Semuanya bermuara pada dua hal: Pertahanan dan rebound.
“Malam demi malam, hal yang bisa tetap konsisten adalah pertahanan dan rebound Anda,” kata Dunn. “Jika Anda terus secara konsisten menjadi tim yang bertahan dan melakukan rebound dengan baik, malam demi malam, Anda selalu memiliki peluang untuk menang. Saya yakin itulah fondasi tim juara.”
The Fever disapu oleh Atlanta di final Wilayah Timur tahun lalu setelah memenangkan kejuaraan pertama franchise tersebut pada tahun 2012. Dunn tidak berpikir Demam akan jauh dari kembali ke final musim lalu.
“Tahun lalu kami bisa saja mencapai final dengan mudah jika kami tidak mengalami cedera seperti itu,” kata Dunn. “Kami mencapai empat besar tanpa kedalaman. Saya merasa yakin bahwa tahun ini, jika kami bisa tetap sehat, tidak ada alasan mengapa kami tidak bisa bersaing memperebutkan gelar juara.”
Pada satu titik tahun lalu, Fever mencadangkan enam pemain karena cedera, termasuk Katie Douglas dengan cedera punggung dan Jessica Davenport, yang menjalani operasi akhir musim untuk patah tulang akibat stres tibia kiri.
Lima hal yang harus diperhatikan untuk demam musim ini:
PERSIAPAN UNTUK KEPEMIMPINAN BARU: Dengan pensiunnya Dunn, Stephanie White ditunjuk sebagai pelatih kepala asosiasi dan akan mengambil alih sebagai pelatih kepala tahun depan. White, yang berada di musim keempatnya sebagai staf kepelatihan Dunn, adalah mantan Miss Basketball Indiana, bermain di Purdue dan masuk dalam daftar Fever dari tahun 2000 hingga 2004. “Dalam banyak kasus selama beberapa tahun terakhir, dia mempunyai tanggung jawab yang sangat besar,” kata Dunn. “Saya pikir dia akan menjadi hebat.”
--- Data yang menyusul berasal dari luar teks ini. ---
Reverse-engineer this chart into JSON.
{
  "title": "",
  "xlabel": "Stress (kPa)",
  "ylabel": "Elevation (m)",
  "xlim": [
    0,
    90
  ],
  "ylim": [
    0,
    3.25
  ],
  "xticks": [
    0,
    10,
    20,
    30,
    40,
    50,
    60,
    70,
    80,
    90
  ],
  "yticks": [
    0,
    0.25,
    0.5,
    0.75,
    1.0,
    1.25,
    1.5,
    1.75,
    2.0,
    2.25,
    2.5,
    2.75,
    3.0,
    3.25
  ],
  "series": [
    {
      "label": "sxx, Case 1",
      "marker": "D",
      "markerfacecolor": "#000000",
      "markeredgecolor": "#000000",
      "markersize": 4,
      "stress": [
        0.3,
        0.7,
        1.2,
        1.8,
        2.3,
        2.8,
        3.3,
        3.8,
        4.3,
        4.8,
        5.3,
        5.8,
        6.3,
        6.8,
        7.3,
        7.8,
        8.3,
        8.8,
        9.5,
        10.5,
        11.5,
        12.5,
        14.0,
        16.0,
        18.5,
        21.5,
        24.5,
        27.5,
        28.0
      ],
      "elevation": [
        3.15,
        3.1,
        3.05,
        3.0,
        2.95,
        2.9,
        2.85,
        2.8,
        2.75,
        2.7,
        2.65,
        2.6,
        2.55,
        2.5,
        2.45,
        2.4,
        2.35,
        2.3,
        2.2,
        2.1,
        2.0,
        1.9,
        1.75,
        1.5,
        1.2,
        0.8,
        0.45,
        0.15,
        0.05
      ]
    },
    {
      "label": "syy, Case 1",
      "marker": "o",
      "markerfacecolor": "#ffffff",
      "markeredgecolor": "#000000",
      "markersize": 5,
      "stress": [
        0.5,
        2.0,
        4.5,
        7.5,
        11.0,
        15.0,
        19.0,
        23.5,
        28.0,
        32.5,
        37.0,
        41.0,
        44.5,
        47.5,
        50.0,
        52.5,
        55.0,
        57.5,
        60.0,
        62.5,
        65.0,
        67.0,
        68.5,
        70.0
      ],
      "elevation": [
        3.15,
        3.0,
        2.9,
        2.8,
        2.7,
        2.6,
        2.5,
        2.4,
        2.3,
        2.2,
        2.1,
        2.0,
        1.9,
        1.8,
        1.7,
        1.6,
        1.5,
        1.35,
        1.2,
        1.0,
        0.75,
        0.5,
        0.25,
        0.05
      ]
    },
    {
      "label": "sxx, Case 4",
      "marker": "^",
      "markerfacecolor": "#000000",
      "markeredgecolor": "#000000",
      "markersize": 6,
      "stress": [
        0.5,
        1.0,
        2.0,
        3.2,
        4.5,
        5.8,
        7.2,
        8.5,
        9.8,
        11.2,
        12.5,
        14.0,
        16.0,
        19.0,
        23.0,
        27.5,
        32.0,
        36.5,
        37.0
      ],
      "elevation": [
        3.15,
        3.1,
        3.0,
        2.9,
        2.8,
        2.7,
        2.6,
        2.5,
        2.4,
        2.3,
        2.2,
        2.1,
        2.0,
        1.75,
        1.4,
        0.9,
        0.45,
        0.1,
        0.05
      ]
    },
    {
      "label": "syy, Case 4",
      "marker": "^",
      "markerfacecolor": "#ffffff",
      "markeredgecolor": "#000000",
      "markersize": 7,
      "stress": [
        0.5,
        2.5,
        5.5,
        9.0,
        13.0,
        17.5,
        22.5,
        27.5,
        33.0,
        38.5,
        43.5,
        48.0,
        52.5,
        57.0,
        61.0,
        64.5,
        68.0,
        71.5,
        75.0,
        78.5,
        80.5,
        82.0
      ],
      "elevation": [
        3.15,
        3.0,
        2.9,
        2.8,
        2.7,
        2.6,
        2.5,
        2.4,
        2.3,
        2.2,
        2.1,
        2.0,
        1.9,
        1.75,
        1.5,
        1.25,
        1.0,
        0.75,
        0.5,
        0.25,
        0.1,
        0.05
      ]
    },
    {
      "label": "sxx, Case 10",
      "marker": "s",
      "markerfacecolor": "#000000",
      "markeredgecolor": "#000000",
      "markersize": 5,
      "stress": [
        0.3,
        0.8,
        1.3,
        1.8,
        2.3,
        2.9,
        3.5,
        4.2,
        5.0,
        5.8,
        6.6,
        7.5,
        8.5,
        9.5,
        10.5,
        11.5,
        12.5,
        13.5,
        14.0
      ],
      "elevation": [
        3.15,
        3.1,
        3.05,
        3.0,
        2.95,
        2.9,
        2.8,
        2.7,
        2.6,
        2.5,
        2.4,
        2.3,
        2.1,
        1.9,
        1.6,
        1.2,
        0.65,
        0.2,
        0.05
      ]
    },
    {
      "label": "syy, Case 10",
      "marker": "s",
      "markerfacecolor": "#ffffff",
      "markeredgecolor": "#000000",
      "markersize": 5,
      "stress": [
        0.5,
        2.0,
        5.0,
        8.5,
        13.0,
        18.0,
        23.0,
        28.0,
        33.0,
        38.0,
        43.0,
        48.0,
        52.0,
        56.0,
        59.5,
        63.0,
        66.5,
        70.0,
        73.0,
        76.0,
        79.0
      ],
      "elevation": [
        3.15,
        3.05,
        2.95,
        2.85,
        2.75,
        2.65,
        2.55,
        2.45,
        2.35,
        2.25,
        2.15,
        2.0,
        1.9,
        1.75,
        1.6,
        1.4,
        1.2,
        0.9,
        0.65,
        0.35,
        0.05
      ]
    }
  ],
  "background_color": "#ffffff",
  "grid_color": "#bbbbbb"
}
PEMBICARAAN PENSIUN: Dunn bukan satu-satunya yang berbicara tentang pensiun. Bahkan Tamika Catchings sedang mempertimbangkan untuk pensiun. Pertama, dia ingin bermain di Olimpiade 2016. MVP WNBA 2012 ini sedang menjalani musim ke-14 bersama Fever yang mengatakan begitu dia pensiun, dia akan mengalihkan perhatiannya untuk mengambil peran manajer umum di WNBA.
DEEP UNDER LAYER: Dunn menghabiskan offseason dengan membuat pergerakan agar personel dapat melakukan rebound besar. The Fever memilih Natasha Howard setinggi 6 kaki 3 inci dalam draft dan mengakuisisi penyerang setinggi 6 kaki 4 inci Lynetta Kizer dalam perdagangan dengan Phoenix. Keduanya akan bermain bersama Erlana Larkins, yang menandatangani kontrak multi-tahun bulan lalu. Musim lalu, Larkins berada di peringkat no. 8 di liga dengan 7,8 rebound dan senang mendapat bantuan tambahan.
KOMUNIKASI PENEMBAKAN: Jangan berharap Demam menjadi ancaman yang sama dari jarak 3 poin seperti musim lalu. Tahun lalu Demamnya tidak ada. 4 di liga dan menembak 33,7 persen dari jarak 3 poin. “Kami sedang mencari siapa yang akan maju dan menjadi penembak jitu bagi kami,” kata Catchings.
BERIKUTNYA UNTUK DUNN: Dunn mengatakan awal musim ini tidaklah manis. Begitu dia pensiun, Dunn mengatakan dia akan tetap menjadi konsultan Demam selama satu tahun pada tahun depan. Setelah itu, Dunn akan memulai konsultasi swasta untuk perguruan tinggi dan pelatih profesional.